Islands of wellbeing
The Kalevi Sorsa Foundation’s director Pauli Rautiainen, who co-authored the report, said the report revealed some unexpected details.
“The most surprising thing is that the municipalities that best enjoy the benefits of urbanisation are those like Pirkkala in Pirkanmaa and Taipalsaari in South Karelia, for example,” he said.
“These islands of wellbeing near to regional centres enjoy the services brought by those cities and are where the benefits of urbanisation are particularly concentrated,” Rautiainen added.
The 43 municipalities that top the report’s ranking are home to about 2 million Finns, whose rates of employment, annual income and voter turnout are higher than in the rest of the country. The risk of child poverty and the dependency ratio (the ratio of working age people to those aged under 14 or over 65) are lower in these municipalities than they are elsewhere.
They include Tornio in Lapland, Siilinjärvi in North Savo and Kontiolahti in North Karelia.
While so-called islands of wellbeing crop up around Finland’s cities, the report says the cities themselves are home to come of the county’s biggest inequality gaps.
“Income disparities in the Helsinki metropolitan area are the largest in the country and low-income households are most affected by the rise in the cost of living.

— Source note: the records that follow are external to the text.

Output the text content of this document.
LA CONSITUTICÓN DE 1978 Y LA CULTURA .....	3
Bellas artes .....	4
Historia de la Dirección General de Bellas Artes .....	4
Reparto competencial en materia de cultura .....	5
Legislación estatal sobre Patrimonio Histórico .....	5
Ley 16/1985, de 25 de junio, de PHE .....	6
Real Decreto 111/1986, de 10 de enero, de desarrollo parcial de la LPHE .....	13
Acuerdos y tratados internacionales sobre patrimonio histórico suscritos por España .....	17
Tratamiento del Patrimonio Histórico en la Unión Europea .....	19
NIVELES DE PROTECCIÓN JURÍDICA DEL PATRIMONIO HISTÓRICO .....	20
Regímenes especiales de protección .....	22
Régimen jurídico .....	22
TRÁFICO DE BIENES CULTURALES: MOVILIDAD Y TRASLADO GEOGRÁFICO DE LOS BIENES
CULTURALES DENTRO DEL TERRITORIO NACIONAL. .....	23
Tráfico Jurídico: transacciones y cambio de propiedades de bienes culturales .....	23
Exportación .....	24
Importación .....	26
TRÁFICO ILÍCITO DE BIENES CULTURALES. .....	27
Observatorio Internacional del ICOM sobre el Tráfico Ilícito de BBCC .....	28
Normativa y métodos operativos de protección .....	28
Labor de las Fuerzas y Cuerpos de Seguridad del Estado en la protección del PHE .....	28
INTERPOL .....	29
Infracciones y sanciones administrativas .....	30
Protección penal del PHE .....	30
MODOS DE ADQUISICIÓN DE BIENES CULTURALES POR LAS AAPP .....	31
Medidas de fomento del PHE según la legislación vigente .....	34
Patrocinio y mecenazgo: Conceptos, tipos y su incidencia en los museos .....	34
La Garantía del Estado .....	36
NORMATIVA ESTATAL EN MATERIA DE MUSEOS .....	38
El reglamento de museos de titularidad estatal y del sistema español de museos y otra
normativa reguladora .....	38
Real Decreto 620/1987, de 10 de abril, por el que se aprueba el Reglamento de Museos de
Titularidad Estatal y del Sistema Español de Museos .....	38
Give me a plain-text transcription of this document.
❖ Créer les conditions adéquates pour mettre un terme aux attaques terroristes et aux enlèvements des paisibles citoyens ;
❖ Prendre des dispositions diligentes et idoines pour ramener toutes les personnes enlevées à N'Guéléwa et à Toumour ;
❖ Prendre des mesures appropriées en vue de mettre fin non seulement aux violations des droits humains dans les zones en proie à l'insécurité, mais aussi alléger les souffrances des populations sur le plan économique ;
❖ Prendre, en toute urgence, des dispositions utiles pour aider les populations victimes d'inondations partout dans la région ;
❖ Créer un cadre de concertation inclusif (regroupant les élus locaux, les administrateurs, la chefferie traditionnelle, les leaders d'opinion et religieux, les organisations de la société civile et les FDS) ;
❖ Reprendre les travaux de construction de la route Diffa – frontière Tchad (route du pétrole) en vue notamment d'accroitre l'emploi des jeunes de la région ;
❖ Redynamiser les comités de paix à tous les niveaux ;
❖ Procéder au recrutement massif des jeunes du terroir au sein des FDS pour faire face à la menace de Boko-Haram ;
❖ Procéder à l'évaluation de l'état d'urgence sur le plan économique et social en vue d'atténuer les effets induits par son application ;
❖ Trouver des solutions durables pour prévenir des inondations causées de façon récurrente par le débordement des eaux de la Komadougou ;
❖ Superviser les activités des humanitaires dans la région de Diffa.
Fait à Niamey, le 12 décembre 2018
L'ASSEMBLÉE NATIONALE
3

Finland’s biggest differences in wellbeing can be found along the line of the Helsinki metro,” Rautiainen said.
Finland’s provincial cities, among them Turku, Tampere, Oulu, Kuopio, Vaasa, Seinäjoki, Joensuu and Lappeenranta fall into the report’s second tier – urban areas at risk of social exclusion.
“A higher than average proportion of people in these municipalities work in health and social care related jobs,” said Rautiainen.
The 109 “lagging” municipalities in the report’s lowest tier scored below the national average in almost all indicators other than the size of the average home loan.
They are home to half a million people, and include areas in rural parts of central, eastern and northern Finland.
Redressing the imbalance between prosperous and left behind regions would require an overhaul of government policy on both a national and EU level, the report said.
Co-author Rautiainen said the findings showed that regional policy needed to be reformed with a focus on people’s wellbeing.
“We need to rethink regional policy. Links to multiple areas are ok. Our legislation has to take into account the fact that people do not necessarily only interact with one place, their place of residence, but with many places and services,” he said.